The question is whether Miller - who is clearly conflicted about making war with organized labour - will ensure that all the short-term pain produces long-term gain. Not only have 500,000 homeowners and 20,000 businesses been forced to move their own garbage, city-run daycares have closed, pools are shut down and permits for all manner of business and recreation are impossible to get because managers are quite literally taking out the trash. Yet after all the hassle and harsh rhetoric, last week the mayor publicly offered the employees a 7.2 per cent raise over four years, along with a short-term disability program to replace the sick-day bank. It was hardly Pinkerton-style union-busting, especially considering that workers who had already banked days would still be able to cash them in under the offer. Miller was soon hearing as much from Lastman, the mayor in office when the 2002 contract was signed. "Nobody's standing up to [the unions]. It's absolutely nuts," he told Maclean's. "The mayor doesn't know whose side to be on. There should be no question; he was elected by the taxpayers of Toronto. But he's not representing the taxpayers of Toronto. He's trying to represent the unions."

If that's true, Miller has been an abject failure. CUPE leaders were outraged at the mayor for end-running the negotiations, refusing to put the offer to a vote. Their recalcitrance has, in turn, lent fodder to advocates of harsh measures, such as legislation declaring the employees an essential service and eliminating their right to strike. Some groups, like the Canadian Taxpayers Federation, want the city to privatize all or part of its burgeoning waste management regime, pointing to innumerable municipalities in Canada who have contracted out garbage collection to large - often unionized - companies.
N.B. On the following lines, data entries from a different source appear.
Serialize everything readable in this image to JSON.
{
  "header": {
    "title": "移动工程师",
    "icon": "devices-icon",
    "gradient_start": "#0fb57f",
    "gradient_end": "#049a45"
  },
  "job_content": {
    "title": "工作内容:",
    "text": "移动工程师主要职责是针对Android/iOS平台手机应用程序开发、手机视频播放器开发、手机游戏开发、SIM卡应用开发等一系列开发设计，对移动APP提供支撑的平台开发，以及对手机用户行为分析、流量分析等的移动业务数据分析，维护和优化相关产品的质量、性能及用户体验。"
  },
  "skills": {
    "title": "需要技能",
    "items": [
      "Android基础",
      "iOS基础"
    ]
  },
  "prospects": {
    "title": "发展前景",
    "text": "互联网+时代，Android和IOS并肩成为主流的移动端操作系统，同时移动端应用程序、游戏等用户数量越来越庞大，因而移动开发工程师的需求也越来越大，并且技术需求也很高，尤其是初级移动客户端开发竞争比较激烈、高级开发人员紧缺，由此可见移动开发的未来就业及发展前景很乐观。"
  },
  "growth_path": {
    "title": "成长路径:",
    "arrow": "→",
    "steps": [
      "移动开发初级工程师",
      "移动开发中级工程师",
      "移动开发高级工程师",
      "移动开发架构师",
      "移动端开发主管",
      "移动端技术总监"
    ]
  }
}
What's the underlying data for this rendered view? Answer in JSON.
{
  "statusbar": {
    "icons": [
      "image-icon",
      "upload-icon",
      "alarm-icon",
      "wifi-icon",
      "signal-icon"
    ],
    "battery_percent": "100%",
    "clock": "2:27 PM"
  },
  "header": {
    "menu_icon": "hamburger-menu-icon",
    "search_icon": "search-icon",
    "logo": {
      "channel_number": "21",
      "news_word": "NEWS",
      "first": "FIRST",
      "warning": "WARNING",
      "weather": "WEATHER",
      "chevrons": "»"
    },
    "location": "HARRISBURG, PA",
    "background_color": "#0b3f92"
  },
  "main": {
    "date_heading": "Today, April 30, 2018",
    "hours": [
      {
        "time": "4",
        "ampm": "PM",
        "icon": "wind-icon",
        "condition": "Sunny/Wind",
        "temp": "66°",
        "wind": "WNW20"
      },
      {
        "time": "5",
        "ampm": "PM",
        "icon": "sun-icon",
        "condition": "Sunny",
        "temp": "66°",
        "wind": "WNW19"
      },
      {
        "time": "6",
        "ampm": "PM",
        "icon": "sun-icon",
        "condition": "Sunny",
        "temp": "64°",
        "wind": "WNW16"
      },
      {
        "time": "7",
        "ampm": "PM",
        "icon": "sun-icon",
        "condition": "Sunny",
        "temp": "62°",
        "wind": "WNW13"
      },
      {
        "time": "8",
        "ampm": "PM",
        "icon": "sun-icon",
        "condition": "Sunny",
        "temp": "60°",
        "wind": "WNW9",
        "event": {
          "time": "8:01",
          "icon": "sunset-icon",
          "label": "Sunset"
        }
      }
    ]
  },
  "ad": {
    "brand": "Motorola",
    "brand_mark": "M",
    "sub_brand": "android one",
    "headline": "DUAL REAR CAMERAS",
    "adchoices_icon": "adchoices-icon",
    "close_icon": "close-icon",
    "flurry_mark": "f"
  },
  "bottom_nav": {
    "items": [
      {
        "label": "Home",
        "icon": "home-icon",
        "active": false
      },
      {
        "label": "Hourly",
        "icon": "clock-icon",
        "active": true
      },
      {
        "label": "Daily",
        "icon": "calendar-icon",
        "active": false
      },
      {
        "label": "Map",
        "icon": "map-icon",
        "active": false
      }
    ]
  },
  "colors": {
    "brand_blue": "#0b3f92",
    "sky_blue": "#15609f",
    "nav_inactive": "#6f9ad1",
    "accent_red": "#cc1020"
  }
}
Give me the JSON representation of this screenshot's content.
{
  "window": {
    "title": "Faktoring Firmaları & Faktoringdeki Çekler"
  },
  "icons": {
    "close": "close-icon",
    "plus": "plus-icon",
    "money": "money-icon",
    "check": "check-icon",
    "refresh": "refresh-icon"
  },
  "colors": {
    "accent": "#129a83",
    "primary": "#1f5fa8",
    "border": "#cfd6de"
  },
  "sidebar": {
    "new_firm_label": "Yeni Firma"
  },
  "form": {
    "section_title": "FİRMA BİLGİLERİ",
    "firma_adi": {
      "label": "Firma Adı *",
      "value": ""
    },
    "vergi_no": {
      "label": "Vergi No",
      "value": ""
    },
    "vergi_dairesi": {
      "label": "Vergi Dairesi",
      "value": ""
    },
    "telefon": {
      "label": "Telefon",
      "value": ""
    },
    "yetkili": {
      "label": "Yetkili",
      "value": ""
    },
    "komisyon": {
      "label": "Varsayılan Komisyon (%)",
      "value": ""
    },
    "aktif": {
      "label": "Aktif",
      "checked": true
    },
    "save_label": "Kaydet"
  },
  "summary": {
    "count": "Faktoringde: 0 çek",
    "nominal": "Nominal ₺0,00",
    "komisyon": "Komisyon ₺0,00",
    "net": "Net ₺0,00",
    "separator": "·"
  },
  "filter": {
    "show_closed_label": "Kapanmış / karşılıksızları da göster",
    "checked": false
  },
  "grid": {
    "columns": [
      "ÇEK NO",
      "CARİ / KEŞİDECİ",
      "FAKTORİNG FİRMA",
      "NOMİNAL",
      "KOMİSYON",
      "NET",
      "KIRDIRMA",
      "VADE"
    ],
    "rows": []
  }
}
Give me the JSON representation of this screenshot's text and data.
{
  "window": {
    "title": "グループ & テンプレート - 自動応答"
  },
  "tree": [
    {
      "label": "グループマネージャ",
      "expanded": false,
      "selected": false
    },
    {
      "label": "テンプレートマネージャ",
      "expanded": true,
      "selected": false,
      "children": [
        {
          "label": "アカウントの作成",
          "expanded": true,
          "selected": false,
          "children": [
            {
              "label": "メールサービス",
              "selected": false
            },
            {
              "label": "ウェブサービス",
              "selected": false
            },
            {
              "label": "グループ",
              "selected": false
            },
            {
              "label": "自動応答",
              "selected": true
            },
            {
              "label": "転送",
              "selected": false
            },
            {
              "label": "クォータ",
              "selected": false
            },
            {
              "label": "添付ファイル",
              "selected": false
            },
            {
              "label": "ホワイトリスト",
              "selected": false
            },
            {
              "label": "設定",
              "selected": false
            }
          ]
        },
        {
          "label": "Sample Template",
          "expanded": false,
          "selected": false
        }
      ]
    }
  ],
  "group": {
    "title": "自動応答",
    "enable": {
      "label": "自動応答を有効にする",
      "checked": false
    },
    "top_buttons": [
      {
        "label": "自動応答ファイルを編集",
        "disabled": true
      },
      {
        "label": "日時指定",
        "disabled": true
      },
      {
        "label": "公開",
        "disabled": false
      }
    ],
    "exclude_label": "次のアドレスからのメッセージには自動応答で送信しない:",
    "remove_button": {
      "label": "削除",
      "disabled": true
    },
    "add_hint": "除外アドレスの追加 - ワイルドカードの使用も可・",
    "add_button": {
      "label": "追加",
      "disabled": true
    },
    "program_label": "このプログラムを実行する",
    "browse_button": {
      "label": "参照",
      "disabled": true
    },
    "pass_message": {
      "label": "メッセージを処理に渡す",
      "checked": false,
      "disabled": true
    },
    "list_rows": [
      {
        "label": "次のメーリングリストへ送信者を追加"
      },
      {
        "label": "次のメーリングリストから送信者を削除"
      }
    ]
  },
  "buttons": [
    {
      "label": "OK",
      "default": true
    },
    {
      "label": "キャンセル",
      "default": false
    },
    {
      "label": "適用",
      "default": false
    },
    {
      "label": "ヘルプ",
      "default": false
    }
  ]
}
Slack, the U of T professor, agrees there is precedent for such a move, including in Miller's backyard. Etobicoke had its private garbage collection contract "grandfathered" into place when the former city was absorbed by Toronto in 1998. "The argument is for competition," she says. "When you have competition, you bring the costs down." Winnipeg, for one, saved an estimated $5.7 million annually after making the move in 2006; Gatineau, Que., and Barrie, Ont., count among the cities that, like Toronto, do composting and recycling yet spend far less per dwelling on waste removal because they outsource some of the collection.

Whether such agreements would work on a megacity scale is an entirely different question, Slack says; after amalgamation, Toronto actually brought some garbage contracts in-house to ensure better control. Besides which, a social democrat like Miller is unlikely to lead such a frontal attack on organized labour - no matter how loudly the voters cheer. A better bet is that he will set his sights next on the sick-day banks enjoyed by police, firefighters and management-level staff, whose stored time represents a further $100-million liability. That could be a much bloodier battle: Miller won office in part because he has made peace with the city's notoriously aggressive police association, which has campaigned in the past against candidates it didn't like. But if his visions of a thriving "city-state" have any chance of coming to pass, the money will have to come from somewhere, and he appears to have stretched taxpayers as far as they can go. Without a long-term commitment to some form of spending sanity, Toronto seems a lot less likely to become a city-state than just a city in a state.